Hydrodemolition for Hong Kong station upgrade 9 June 2015

Aquajet News Release

Hydrodemolition technology from Aquajet of Sweden is proving its worth as part of the Contract 1112 upgrade to MTR’s Hung Hom Station in Hong Kong.

Leighton Contractors (Asia) acquired the hydrodemolition robot from Aquajet to enable completion of sensitive demolition work at the existing station. The work, which includes significant modifications to the existing MTR station, platforms and tunnel box, is a critical element of construction of the new 17km Shatin–Central Link (SCL) serving the New Territories, Kowloon and Hong Kong Island.

Aquajet’s Aqua Cutter 710V Evolution
Aquajet’s Aqua Cutter 710V Evolution

Asia Waterjet Equipment (AWE) Co of Singapore, distributor in Asia for Aquajet Systems AB of Sweden, delivered the Aqua Cutter 710V Evolution machine and is providing training on site. The design allows the operator remote control freedom to reach all horizontal, vertical and overhead areas at a distance of up to 7m, without support.

The existing Hung Hom Station requires integration with the new station, and extensive underpinning and modification of the existing podium structure of the station is needed.

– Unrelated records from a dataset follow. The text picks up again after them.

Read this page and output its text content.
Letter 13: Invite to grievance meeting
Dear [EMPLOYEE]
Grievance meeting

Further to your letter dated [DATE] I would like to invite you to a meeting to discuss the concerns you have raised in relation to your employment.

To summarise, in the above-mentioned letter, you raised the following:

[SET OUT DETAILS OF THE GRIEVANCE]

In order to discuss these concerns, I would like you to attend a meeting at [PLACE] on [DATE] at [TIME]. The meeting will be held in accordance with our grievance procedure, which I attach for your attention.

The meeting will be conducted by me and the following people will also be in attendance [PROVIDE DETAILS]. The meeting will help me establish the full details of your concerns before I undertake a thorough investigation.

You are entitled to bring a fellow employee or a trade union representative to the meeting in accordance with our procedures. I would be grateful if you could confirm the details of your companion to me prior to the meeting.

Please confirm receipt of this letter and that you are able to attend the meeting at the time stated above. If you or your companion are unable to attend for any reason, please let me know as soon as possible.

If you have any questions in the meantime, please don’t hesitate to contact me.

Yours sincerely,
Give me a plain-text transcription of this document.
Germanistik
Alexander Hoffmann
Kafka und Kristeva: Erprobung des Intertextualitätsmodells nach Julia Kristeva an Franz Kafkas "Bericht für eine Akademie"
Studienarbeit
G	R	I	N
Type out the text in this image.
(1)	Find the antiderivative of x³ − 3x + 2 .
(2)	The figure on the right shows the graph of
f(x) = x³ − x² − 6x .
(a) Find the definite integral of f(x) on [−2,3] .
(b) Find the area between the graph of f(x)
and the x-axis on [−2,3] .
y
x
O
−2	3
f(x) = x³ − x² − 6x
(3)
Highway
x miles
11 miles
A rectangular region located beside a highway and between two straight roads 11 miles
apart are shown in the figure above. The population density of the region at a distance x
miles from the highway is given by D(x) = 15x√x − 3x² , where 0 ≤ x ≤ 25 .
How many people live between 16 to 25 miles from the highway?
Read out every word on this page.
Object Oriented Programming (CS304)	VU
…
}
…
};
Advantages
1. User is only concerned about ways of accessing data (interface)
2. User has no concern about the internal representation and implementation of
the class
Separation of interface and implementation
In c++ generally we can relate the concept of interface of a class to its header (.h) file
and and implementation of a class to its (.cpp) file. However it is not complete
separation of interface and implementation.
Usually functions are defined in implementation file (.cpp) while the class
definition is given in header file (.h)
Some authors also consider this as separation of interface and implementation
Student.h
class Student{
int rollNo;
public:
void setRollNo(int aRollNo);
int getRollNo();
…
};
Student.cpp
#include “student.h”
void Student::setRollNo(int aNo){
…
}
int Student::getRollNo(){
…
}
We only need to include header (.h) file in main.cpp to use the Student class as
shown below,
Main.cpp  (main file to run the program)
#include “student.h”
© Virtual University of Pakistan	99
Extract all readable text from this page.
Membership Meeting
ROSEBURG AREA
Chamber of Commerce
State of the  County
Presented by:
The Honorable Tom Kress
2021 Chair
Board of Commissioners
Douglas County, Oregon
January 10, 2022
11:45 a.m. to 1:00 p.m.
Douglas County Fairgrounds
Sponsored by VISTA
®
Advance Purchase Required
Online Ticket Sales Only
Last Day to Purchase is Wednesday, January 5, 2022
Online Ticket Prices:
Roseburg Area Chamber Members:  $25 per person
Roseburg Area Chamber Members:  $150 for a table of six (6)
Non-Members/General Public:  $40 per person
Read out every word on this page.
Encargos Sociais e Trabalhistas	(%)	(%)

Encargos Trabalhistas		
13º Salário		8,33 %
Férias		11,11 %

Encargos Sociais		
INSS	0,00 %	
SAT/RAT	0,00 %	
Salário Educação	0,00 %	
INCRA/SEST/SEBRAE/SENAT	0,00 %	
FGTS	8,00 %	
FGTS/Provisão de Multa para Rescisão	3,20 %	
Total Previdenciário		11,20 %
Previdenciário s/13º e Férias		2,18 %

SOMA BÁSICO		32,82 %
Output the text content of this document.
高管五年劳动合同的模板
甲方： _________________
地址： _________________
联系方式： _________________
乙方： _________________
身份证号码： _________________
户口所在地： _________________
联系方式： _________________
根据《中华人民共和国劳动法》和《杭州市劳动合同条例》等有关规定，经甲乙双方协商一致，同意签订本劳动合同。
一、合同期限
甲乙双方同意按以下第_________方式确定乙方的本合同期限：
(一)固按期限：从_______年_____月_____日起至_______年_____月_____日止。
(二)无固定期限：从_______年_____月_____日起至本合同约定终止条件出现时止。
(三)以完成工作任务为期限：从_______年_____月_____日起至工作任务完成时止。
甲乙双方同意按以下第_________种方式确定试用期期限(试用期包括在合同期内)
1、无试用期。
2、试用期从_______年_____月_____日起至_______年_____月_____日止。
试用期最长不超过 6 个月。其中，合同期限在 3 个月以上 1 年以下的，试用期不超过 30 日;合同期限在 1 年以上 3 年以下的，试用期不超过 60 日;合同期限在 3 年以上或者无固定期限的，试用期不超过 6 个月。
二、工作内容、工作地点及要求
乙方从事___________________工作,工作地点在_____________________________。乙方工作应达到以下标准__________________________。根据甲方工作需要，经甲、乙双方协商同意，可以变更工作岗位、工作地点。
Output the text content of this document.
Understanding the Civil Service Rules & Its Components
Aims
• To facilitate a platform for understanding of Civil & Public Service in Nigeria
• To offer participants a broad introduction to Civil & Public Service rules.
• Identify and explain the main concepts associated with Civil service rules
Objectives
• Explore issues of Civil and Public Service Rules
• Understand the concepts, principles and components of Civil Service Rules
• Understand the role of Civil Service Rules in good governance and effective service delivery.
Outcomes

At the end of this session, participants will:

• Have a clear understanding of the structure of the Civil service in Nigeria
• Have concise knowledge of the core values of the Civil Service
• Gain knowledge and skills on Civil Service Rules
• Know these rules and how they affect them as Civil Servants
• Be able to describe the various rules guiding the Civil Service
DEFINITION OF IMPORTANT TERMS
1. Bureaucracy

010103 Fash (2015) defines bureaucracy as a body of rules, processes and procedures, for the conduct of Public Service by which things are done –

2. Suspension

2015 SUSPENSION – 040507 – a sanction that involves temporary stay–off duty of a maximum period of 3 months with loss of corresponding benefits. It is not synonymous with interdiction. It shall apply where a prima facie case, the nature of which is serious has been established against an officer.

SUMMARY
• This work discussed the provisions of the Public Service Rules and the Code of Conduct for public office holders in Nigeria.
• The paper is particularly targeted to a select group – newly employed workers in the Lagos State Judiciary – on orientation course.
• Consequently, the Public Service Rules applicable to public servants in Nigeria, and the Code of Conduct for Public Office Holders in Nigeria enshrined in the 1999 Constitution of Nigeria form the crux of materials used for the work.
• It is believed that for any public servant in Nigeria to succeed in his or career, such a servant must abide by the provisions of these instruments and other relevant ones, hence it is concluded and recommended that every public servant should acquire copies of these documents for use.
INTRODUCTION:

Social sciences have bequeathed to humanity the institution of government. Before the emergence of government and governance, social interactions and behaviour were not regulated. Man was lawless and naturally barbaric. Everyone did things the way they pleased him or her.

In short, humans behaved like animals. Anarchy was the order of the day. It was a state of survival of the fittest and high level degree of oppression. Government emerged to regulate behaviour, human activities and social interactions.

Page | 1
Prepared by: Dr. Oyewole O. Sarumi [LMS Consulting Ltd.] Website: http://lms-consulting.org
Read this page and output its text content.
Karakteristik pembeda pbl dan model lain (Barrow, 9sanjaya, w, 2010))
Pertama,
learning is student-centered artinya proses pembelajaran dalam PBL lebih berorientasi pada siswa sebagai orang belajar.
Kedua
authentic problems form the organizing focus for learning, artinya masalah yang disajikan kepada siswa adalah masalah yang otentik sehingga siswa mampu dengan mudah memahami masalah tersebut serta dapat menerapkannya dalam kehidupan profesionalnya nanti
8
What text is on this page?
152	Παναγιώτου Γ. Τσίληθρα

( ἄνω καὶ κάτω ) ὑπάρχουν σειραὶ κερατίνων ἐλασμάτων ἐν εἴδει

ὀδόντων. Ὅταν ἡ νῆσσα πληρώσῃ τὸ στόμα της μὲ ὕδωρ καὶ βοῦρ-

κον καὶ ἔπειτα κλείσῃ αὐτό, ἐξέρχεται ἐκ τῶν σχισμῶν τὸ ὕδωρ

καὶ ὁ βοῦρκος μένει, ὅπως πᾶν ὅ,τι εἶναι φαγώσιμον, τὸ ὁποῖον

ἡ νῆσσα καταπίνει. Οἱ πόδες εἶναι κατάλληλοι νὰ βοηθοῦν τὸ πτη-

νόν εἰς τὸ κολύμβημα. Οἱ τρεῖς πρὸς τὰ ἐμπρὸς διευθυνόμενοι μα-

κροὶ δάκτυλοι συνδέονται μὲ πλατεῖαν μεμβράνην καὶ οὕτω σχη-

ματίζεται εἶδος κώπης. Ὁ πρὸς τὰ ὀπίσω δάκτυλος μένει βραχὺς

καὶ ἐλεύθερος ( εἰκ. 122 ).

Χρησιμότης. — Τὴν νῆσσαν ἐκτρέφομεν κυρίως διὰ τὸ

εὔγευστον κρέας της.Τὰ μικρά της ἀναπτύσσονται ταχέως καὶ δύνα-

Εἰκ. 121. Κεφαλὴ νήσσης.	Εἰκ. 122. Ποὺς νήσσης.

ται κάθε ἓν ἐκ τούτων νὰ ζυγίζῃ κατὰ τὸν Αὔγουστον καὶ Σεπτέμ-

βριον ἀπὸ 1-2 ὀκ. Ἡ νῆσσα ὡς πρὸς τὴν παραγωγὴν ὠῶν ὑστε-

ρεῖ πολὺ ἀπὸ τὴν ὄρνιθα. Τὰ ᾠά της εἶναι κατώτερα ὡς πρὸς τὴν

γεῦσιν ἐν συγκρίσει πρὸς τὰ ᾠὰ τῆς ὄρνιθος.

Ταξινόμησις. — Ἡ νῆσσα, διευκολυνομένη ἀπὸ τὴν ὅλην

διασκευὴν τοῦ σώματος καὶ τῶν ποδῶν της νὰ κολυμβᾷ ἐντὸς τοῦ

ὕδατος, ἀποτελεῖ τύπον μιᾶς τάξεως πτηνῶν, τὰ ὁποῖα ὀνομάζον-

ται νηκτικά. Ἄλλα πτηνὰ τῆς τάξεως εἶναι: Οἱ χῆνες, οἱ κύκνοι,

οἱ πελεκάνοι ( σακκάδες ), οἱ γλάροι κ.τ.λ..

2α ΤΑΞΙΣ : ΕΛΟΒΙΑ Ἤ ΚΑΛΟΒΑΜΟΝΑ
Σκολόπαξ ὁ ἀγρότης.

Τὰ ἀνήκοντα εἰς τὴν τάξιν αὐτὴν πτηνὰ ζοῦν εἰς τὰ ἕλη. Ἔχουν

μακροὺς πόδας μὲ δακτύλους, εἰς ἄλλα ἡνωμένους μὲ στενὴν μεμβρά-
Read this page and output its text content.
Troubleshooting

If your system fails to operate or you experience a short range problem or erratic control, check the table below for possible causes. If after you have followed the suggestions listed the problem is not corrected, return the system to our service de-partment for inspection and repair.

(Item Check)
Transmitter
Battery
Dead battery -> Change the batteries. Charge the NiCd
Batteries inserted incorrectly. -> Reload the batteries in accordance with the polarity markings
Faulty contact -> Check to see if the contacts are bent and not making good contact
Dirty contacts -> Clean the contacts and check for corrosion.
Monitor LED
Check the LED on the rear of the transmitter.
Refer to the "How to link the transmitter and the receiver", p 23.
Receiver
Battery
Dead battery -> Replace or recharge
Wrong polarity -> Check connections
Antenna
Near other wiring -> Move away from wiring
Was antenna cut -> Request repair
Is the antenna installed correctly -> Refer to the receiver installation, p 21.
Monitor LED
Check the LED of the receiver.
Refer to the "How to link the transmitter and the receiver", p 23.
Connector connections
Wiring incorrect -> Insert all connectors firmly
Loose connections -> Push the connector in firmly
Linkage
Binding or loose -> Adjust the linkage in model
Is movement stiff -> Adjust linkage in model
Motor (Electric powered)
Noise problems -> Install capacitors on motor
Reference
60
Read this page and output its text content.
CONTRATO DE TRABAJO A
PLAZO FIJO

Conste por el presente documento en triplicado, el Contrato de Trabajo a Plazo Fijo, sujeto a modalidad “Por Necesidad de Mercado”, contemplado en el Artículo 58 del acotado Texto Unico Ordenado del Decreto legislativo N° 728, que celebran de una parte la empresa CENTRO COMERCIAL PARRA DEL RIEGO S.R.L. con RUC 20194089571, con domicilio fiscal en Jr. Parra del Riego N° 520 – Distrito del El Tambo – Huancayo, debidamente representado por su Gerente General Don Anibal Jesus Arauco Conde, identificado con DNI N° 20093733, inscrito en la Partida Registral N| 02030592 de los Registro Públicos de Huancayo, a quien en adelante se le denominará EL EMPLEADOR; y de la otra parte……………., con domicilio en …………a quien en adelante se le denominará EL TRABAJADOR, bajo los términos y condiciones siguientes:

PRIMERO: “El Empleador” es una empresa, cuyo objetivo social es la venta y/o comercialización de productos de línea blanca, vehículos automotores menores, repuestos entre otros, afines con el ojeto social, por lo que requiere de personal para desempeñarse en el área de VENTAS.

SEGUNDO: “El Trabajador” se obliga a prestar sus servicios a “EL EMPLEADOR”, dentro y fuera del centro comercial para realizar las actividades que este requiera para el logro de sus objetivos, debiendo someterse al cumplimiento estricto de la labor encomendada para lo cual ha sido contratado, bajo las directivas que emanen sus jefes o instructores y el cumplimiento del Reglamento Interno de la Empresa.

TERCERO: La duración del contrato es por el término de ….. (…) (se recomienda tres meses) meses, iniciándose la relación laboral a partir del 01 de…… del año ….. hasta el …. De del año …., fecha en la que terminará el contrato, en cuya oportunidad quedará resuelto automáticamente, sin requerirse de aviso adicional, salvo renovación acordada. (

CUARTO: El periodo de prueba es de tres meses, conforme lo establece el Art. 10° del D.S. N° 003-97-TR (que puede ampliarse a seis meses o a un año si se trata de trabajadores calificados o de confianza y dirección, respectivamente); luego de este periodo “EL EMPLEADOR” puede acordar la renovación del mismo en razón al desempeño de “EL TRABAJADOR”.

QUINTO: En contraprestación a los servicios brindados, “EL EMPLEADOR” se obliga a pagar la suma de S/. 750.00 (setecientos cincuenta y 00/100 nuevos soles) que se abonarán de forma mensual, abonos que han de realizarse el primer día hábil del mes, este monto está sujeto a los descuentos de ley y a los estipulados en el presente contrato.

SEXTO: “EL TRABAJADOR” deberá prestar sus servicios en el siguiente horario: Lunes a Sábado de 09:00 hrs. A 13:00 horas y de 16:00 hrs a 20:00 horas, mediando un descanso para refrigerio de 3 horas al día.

One of the greatest challenges faced by the contractor is that the major civil works are to be constructed beneath the existing podium slab, which leaves an operating headroom of just 5–7m. Construction must also take place under and within an operating railway station, with no disruption to services.

“Part of the work includes the cutting of shear keys in diaphragm walls,” explained Patrick Lee, regional sales manager of AWE Singapore. “The robot had to remove an average of 450mm of concrete with three overlaying layers of rebar in between.”

Hydrodemolition technique protects rebar
Hydrodemolition technique protects rebar

“It is impossible for traditional methods, using jackhammers, to reach the required depth without damaging or destroying the rebar, but the Aqua Cutter is able to perform the cut with a high degree of accuracy and consistency and provide a good finish for the next phase of construction,” said Lee.

Another consideration is that Leighton had to carry out operations in an existing tunnel beneath office buildings and hotels.

“Jackhammers would have made tremendous noise and vibration, which can be transmitted via the foundations to the buildings on the surface,” said Lee. “This would have caused a great deal of disturbance to office staff and hotel guests, and in extreme cases the vibration can even cause damage to the structures and their interiors.”

The remotely controlled Aqua Cutter, however, could be steered through the tunnel to carry out the necessary work without causing any disturbance.

“Leighton personnel were very impressed when we demonstrated the machine to them prior to purchase, and they actually made up their minds on the spot,” said Lee.